Custom Error Types
🎯 In Python, you define custom exceptions by subclassing:
class CalcError(Exception):
pass
class DivisionByZero(CalcError):
pass
class ParseError(CalcError):
def __init__(self, token):
self.token = token
Different error types, but they're all classes in an inheritance hierarchy. You catch the base class or specific ones.

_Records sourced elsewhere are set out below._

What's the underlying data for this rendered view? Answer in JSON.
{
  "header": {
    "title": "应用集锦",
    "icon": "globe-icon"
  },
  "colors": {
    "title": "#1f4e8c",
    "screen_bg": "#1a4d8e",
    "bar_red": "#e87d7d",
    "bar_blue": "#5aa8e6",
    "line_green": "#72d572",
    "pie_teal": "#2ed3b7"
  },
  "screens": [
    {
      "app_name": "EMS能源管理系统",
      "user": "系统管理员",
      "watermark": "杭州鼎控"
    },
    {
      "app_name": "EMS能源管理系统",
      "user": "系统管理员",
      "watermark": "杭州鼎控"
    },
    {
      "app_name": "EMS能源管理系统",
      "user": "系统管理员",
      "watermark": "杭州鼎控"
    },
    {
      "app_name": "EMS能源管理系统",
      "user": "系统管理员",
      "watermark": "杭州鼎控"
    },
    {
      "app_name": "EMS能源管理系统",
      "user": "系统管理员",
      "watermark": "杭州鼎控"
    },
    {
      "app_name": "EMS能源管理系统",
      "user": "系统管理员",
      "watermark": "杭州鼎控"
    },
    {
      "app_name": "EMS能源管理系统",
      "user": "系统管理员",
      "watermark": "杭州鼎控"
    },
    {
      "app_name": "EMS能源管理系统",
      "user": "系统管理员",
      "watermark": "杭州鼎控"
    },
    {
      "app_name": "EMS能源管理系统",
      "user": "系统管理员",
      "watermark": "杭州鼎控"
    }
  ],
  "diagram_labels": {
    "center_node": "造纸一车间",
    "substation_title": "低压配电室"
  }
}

Rust uses enums for error types instead of class hierarchies:
#[derive(Debug, PartialEq, Eq)]
enum CalcError {
DivisionByZero,
ParseInt(String),
BadFormat,
}
Each variant is a distinct error case. The enum carries data when needed (ParseInt(String) stores the bad token). No inheritance, no base class — the match expression handles each case exhaustively.
The ? operator
In exercise 09, you returned Result manually. Rust's ? operator chains operations that might fail:
fn process(input: &str) -> Result<Output, AppError> {
let parsed = parse(input)?; // if Err, return it immediately
let checked = validate(parsed)?; // if Err, return it immediately
transform(checked)
}
? is like Python's implicit exception propagation, but explicit — you see exactly where errors can occur and how they flow.
map_err for error conversion
When the error types don't match directly, map_err converts:
user_input
.parse::<f64>()
.map_err(|_| AppError::InvalidInput(user_input.to_string()))
This turns a std::num::ParseFloatError into your AppError::InvalidInput. Python's equivalent would be catching one exception and raising another.